La combinaison de ces indicateurs éclaire les points de rupture réels. Par exemple, il existe de nombreuses communes de l’Aude sans spécialiste libéral à moins de 30 minutes, et la Lozère compte moins d’un médecin (toute spécialité confondue) pour 500 habitants sur des bassins complets.

Quels leviers d’adaptation et d’innovation sur le territoire ?

Face à ces constats, plusieurs pistes se dessinent, en Languedoc-Roussillon comme ailleurs :

  1. Le renforcement de l’attractivité rurale par la création de MSP, l’aménagement des postes d’assistants médicaux, et l’amélioration des conditions de vie (logement, emploi du conjoint…).
  2. Les incitations financières ciblées : aides au démarrage, exonérations, soutien logistique pour pallier l’isolement et accroître l’attractivité de certaines spécialités déficitaires (URPS, ARS).
  3. L’essor de la télémédecine : apporte un soutien réel pour des spécialités rares (cardiologie, endocrinologie), mais nécessite un appui matériel et organisationnel solide.
  4. Développer l’exercice coordonné : groupements médicaux, réseaux territoriaux, alliances entre cabinets, maisons médicales… autant de pistes pour garantir la continuité de l’offre.

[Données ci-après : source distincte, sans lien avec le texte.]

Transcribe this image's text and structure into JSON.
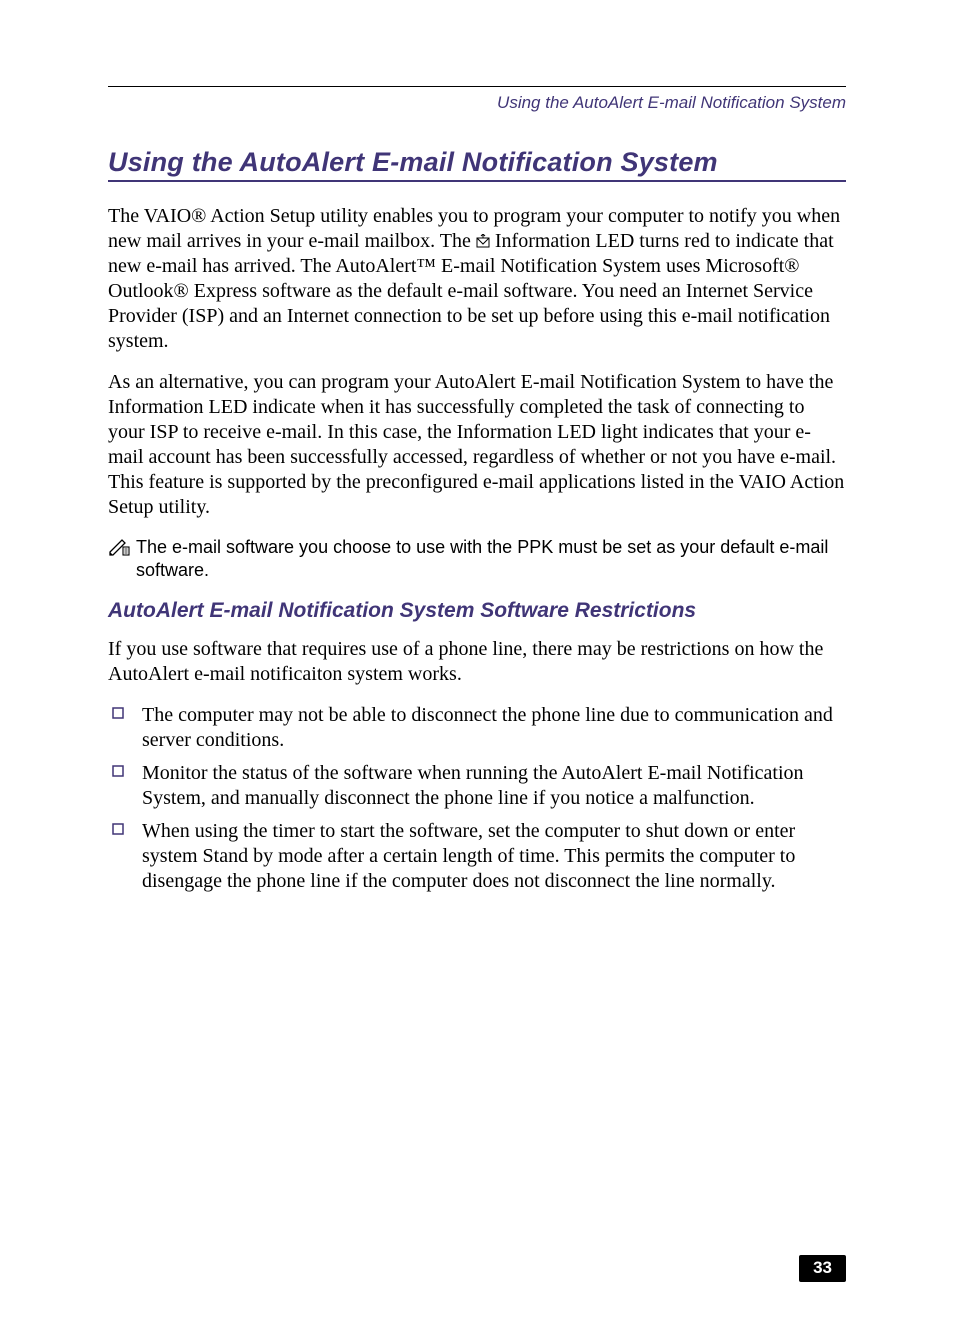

Sur le terrain, des exemples inspirants existent – comme la Communauté Professionnelle Territoriale de Santé (CPTS) du Sud Lozère, qui réussit à organiser médecine générale et quelques spécialités à l’échelle de bassins entiers.

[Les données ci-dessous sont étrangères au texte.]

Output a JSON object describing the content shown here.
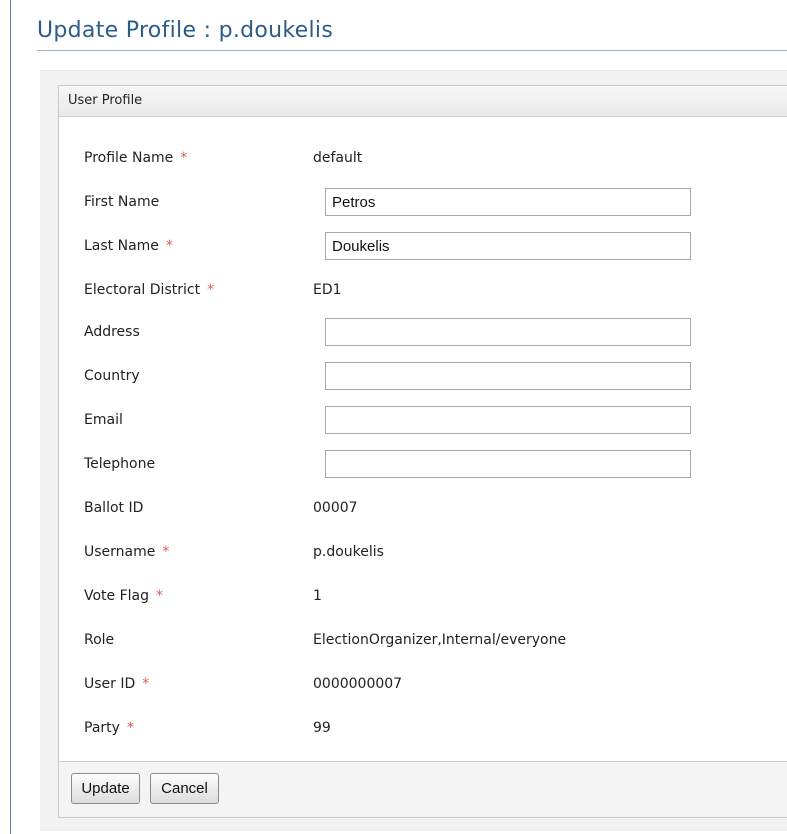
{
  "page": {
    "title": "Update Profile : p.doukelis"
  },
  "panel": {
    "header": "User Profile"
  },
  "fields": [
    {
      "label": "Profile Name",
      "required": true,
      "type": "text",
      "value": "default"
    },
    {
      "label": "First Name",
      "required": false,
      "type": "input",
      "value": "Petros"
    },
    {
      "label": "Last Name",
      "required": true,
      "type": "input",
      "value": "Doukelis"
    },
    {
      "label": "Electoral District",
      "required": true,
      "type": "text",
      "value": "ED1"
    },
    {
      "label": "Address",
      "required": false,
      "type": "input",
      "value": ""
    },
    {
      "label": "Country",
      "required": false,
      "type": "input",
      "value": ""
    },
    {
      "label": "Email",
      "required": false,
      "type": "input",
      "value": ""
    },
    {
      "label": "Telephone",
      "required": false,
      "type": "input",
      "value": ""
    },
    {
      "label": "Ballot ID",
      "required": false,
      "type": "text",
      "value": "00007"
    },
    {
      "label": "Username",
      "required": true,
      "type": "text",
      "value": "p.doukelis"
    },
    {
      "label": "Vote Flag",
      "required": true,
      "type": "text",
      "value": "1"
    },
    {
      "label": "Role",
      "required": false,
      "type": "text",
      "value": "ElectionOrganizer,Internal/everyone"
    },
    {
      "label": "User ID",
      "required": true,
      "type": "text",
      "value": "0000000007"
    },
    {
      "label": "Party",
      "required": true,
      "type": "text",
      "value": "99"
    }
  ],
  "required_marker": "*",
  "buttons": {
    "update": "Update",
    "cancel": "Cancel"
  }
}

Aller plus loin : questionner les besoins et anticiper l’avenir

Analyser la répartition des médecins libéraux par spécialité dans les départements du Languedoc-Roussillon, c’est éclairer la réalité quotidienne de populations entières, autant que les défis du système de santé régional. A l’heure de la refonte de l’offre de soins en Occitanie, il est capital d’approfondir l’analyse – non seulement en terme de nombre de praticiens, mais aussi d’adéquation aux besoins.

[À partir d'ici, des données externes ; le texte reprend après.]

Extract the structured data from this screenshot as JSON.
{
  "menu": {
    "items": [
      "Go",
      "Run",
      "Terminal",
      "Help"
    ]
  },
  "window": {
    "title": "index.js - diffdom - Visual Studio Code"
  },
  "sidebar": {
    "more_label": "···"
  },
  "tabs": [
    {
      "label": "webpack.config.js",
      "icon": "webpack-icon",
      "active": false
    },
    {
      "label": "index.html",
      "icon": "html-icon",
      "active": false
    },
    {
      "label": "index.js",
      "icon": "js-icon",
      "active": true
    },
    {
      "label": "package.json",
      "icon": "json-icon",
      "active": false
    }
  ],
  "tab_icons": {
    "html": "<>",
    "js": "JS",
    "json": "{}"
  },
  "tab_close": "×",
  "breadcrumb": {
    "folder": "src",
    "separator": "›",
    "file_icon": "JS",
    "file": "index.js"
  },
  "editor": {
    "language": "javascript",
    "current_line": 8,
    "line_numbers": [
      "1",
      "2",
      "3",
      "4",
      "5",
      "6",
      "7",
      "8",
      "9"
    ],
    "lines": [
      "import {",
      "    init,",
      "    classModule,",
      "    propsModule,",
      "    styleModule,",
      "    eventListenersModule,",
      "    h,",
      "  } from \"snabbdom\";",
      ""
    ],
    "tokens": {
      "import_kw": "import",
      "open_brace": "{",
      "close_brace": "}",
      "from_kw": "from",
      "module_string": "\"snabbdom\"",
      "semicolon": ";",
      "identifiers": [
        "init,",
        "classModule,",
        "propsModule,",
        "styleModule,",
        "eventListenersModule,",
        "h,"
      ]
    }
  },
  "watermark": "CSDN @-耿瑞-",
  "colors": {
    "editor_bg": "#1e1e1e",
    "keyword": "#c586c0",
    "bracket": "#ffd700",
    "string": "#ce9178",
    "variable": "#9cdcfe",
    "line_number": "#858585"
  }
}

Cette analyse nourrit la réflexion sur l’avenir de notre exercice : quelles spécialités prioriser dans la formation et les incitations ? Quels dispositifs territoriaux amplifier pour ne laisser aucun bassin sans offre de soins de qualité ? Comment mieux écouter les attentes des nouvelles générations pour réconcilier exercice libéral et ambition collective ?

Le Languedoc-Roussillon est un laboratoire vivant. La transformation territoriale ne viendra pas sans une réflexion continue sur la répartition médicale, portée à la fois par la connaissance du terrain et l'engagement collectif.

Sources : Atlas démographique CNOM 2023, DREES Atlas régionaux 2022-2023, URPS Médecins Libéraux Occitanie, ARS Occitanie, données territoriales CPAM.